Sylvain’s the older and wiser one; so he clears his throat before Felix does anything rash and slowly says, “I’m pretty hungry, maybe we should go back to the apartment.”
Yeah. Sure.
Unfortunately, Felix is also cursed with being a Fraldarius man, which means having zero tact once he’s committed to something. That’s why in all his 5’8 angry glory, he slides into the back seat of Sylvain’s fucking Honda Civic where Dimitri is already squished and pretty much straddles him to shove his tongue down his throat. In his boyfriend's car—who is audibly failing to suppress his laughter.
“Will you fuck Sylvain?” Is the first thing out of his mouth when he breaks the kiss and Sylvain actually just fucking loses it, which honestly seems fair at this point. Dimitri is about as red as a human can possibly be—they are in the back seat of his boyfriend's Honda Civic.
“You really are all like this,” Dimitri breathes out, as if there had ever been any hope for Felix after Glenn proved the family curse true.
“Dima, are you going to answer me or are you just going to keep looking at me like that.”
“How pray tell am I supposed to respond to being propositioned by my best friend while sitting in his boyfriend's car?”
“Yes. Or. No.”
“To clarify, you’re asking me to answer yes or no on if I will have sex with your boyfriend.”

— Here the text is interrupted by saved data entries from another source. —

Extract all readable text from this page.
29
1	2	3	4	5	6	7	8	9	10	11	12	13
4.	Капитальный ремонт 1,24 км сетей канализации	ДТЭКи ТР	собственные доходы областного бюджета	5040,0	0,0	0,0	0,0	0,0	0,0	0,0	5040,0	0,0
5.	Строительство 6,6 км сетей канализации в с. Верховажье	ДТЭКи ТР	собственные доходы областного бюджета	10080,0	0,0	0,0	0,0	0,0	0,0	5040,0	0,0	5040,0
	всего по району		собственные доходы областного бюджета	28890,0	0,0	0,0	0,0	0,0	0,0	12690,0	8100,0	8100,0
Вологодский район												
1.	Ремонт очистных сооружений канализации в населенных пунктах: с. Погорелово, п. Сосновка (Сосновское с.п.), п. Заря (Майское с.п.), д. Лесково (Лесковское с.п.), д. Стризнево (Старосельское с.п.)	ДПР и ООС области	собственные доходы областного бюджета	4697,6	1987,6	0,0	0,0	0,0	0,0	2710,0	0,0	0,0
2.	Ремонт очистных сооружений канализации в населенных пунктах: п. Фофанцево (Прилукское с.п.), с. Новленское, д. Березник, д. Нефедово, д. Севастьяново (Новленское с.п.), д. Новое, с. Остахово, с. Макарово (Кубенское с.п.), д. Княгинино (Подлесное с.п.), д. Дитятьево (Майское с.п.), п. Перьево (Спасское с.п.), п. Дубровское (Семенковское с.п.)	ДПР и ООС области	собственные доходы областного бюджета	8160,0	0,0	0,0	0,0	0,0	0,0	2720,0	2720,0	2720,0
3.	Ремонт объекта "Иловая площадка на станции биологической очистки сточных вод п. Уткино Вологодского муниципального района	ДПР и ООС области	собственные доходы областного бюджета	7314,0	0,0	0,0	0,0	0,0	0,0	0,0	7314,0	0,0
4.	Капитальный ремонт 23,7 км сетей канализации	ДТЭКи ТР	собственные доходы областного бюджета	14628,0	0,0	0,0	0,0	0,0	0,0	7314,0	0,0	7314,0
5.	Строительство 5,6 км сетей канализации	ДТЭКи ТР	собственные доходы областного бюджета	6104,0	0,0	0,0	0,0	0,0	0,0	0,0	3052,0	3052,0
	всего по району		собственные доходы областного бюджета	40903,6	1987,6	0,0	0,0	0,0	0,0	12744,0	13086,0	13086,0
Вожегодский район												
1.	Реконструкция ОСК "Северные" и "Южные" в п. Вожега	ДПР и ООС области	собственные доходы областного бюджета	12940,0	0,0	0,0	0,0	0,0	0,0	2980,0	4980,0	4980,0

“I—” Felix stops, because he suddenly realizes how actually fucking insane he must sound currently. Because really, when had Felix ever bothered to communicate like a normal person might?

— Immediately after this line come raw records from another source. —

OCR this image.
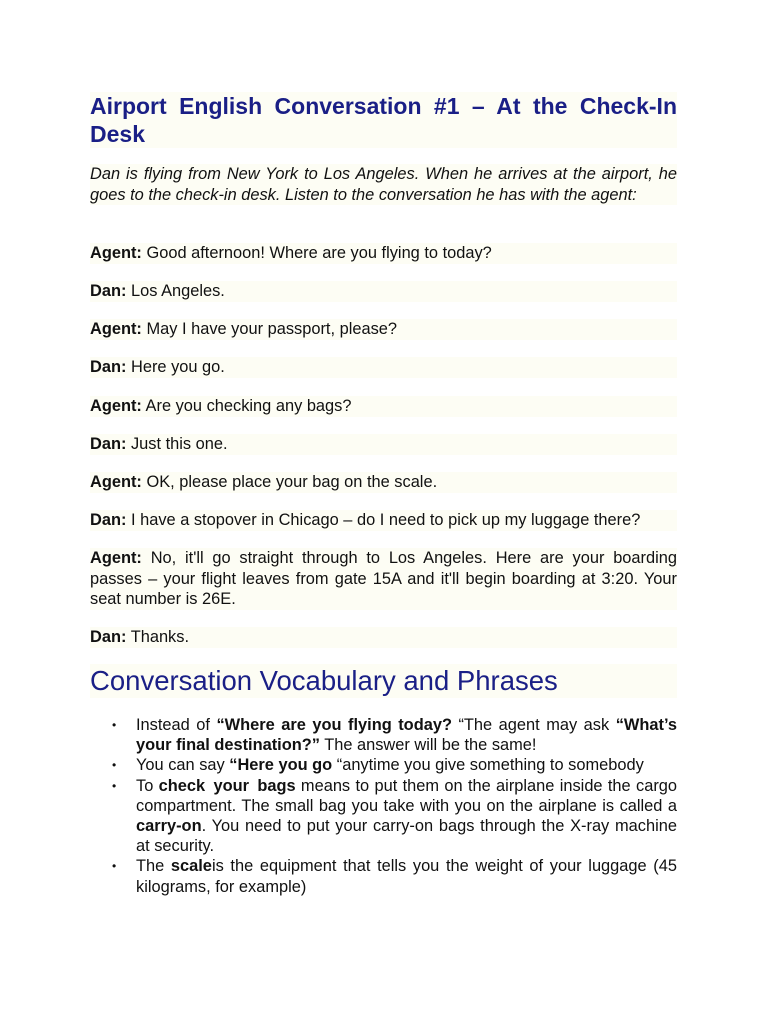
Airport English Conversation #1 – At the Check-In Desk

Dan is flying from New York to Los Angeles. When he arrives at the airport, he goes to the check-in desk. Listen to the conversation he has with the agent:

Agent: Good afternoon! Where are you flying to today?

Dan: Los Angeles.

Agent: May I have your passport, please?

Dan: Here you go.

Agent: Are you checking any bags?

Dan: Just this one.

Agent: OK, please place your bag on the scale.

Dan: I have a stopover in Chicago – do I need to pick up my luggage there?

Agent: No, it'll go straight through to Los Angeles. Here are your boarding passes – your flight leaves from gate 15A and it'll begin boarding at 3:20. Your seat number is 26E.

Dan: Thanks.

Conversation Vocabulary and Phrases
•	Instead of “Where are you flying today? “The agent may ask “What’s your final destination?” The answer will be the same!
•	You can say “Here you go “anytime you give something to somebody
•	To check your bags means to put them on the airplane inside the cargo compartment. The small bag you take with you on the airplane is called a carry-on. You need to put your carry-on bags through the X-ray machine at security.
•	The scaleis the equipment that tells you the weight of your luggage (45 kilograms, for example)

“I mean, if I’m allowed any input,” Sylvain says as he watches them through the rear view mirror, sheer delight painted across his features. “It doesn’t have to just be sex.”
“Ah… and you two have—discussed this?”
"Not really!” Sylvain says way too fucking cheerily. “Nothing besides that Felix has been in love with you since you were toddlers and I think you’re incredibly attractive anyway.”
“I’m going to kill you.”
“Babe, you’re the one trying to devour him in the back seat.”
Dimitri looks like he’s experiencing the rapture in both the literal and theological way. Like Sylvain’s words have both brought him the greatest joy imaginable, and heralded the end of the world.
“I—Felix?”
“Look, I just…I’ll share him if it means I can keep both of you, okay?” Felix mutters, and he’s sure he’s as red as Dimitri is at this point.
“…Okay,” Dimitri whispers and gives Felix a reassuring squeeze. “But I think we should discuss it—properly.”
Felix slips off Dimitri, conceding. He doesn't bother getting into the front seat, instead just scooching across the back seat to the other side and belting himself in.
He spent the car ride reckoning with the full magnitude of the situation. Felix had no clue how it was going to shake out; for all he could tell he might have irreparably ruined everything in the span of ten minutes, all because he saw Sylvain and Dimitri getting along once. Incredible work on his part if that was the case.
Still there was this niggling feeling in his brain while he stared out the car window, and Dimitri and Sylvain continued to amicably chat about plants and rocks. That there was something inextricable—something destined about the three of them—and it was going to turn out just fine.